Existem vários nas Sagradas Escrituras. Mas um dos mais importantes é a Revelação de Jesus no novo testamento: “Ide e batizai todos os povos em nome do Pai, do Filho e do Espírito Santo”. Nesta e em outras passagens chaves, como a da Transfiguração, do Batismo, Jesus nos dá o mistério completamente explicitado, ainda que não compreensível.
À sua criação, Deus quis legar certos vestígios, se bem que muito mais sutis e pálidos do que na Bíblia. Ele fez isso para que os povos, correspondendo bem à sua vocação, não deixassem de se beneficiar da verdade, que até aquele momento estava apenas entres os nativos hebreus.

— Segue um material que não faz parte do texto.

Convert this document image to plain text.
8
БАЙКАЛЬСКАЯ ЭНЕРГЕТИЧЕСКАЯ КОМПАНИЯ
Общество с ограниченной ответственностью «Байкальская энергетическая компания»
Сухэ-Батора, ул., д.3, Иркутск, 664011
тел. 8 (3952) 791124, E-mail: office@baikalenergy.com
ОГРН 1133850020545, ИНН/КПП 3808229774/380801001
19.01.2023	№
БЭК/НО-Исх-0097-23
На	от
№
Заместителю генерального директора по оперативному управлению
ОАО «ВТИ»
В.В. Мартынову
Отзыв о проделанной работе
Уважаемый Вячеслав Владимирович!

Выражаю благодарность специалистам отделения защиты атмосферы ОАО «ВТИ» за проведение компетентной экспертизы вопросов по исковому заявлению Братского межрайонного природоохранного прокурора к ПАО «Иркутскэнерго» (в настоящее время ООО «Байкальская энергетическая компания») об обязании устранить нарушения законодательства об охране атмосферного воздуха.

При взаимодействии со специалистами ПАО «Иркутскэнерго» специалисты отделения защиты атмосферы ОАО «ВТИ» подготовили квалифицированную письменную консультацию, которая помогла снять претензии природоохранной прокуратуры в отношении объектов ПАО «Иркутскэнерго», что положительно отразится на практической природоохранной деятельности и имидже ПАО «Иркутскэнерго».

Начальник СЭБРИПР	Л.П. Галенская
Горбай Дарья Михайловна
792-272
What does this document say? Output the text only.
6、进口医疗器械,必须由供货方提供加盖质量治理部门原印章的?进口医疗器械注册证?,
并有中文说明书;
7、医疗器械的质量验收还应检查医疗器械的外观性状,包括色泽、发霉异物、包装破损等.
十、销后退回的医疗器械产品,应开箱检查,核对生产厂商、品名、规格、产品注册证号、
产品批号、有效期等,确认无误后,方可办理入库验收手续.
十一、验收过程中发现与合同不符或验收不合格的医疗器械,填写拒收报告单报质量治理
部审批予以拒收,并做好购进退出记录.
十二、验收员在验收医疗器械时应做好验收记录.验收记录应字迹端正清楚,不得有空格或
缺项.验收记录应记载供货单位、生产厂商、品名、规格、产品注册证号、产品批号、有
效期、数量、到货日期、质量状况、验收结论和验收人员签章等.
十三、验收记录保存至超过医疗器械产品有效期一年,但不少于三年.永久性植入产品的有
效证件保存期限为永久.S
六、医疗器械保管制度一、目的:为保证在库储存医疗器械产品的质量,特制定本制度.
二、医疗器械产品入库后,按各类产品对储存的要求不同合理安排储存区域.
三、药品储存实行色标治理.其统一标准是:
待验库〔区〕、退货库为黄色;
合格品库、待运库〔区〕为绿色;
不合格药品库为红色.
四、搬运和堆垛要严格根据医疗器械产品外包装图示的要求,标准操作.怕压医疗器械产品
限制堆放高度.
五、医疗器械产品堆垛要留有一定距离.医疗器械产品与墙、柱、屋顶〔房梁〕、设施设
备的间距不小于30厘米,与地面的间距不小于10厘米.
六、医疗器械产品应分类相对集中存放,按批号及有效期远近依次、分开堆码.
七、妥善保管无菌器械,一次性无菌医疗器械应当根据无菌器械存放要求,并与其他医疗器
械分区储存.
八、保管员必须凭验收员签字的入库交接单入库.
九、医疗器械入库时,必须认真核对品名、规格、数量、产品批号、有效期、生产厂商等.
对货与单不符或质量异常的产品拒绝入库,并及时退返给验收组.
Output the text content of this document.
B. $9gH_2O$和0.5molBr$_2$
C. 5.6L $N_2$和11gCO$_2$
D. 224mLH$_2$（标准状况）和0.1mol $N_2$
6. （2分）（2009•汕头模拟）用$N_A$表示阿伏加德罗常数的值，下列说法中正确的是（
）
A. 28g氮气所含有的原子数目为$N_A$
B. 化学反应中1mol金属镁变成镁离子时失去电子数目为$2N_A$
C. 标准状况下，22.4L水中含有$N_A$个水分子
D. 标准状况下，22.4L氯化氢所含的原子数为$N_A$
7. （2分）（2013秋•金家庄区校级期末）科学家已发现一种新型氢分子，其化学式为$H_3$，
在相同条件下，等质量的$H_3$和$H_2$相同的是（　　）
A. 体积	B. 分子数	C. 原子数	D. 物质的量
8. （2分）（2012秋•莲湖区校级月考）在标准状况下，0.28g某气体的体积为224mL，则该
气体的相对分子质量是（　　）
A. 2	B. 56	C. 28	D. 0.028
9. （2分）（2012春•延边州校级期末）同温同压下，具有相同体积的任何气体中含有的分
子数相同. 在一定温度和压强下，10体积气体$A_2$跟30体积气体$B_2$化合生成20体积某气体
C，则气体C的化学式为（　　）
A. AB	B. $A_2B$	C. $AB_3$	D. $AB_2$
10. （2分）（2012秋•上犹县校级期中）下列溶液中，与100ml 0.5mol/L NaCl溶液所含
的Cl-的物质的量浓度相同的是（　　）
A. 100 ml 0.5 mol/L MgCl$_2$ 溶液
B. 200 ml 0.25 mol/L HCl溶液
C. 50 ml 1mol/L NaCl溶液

Na história humana temos uma certa, uma leve intuição das mitologias para uma trindade: a cultura hindu fala de Brahma, Vishnu e Shiva; na Grécia, temos a trindade Zeus, Poseidon e Hades; no Egito, os grandes principais eram também três: Osíris, Íris e Hórus, retratados muitas vezes como uma família. Isso evidencia um certo descortinar das relações divinas, que, como dito no início, só era possível explicitar com uma Revelação formal, como a feita por Jesus.
Nas coisas criadas, temos algumas imagens, que vem mais a termos didáticos do que explicativos: São Patrício dava o catecismo explicando a Trindade com um trevo de três folhas. Para o Santo irlandês, esta pequena florzinha que crescia em tantos lugares na Irlanda era símbolo do mistério divino, um Deus (caule), em três pessoas (três folhas). Para Santo Agostinho, que tenta com muitos esforços desvendar o mistério, explica-lo em palavras humanas, ele entende a Trindade como o fogo, que é composto de chama, luz e calor, retratando o um em três.
De qualquer modo, todas são pálidas imagens que nos fazem refletir. Juntas com os vestígios na Bíblia, e explicitados nas passagens do Evangelho, temos um mosaico que, olhado com a distância certa, nos apresenta, ainda que muito veladamente, o mistério da Santíssima Trindade.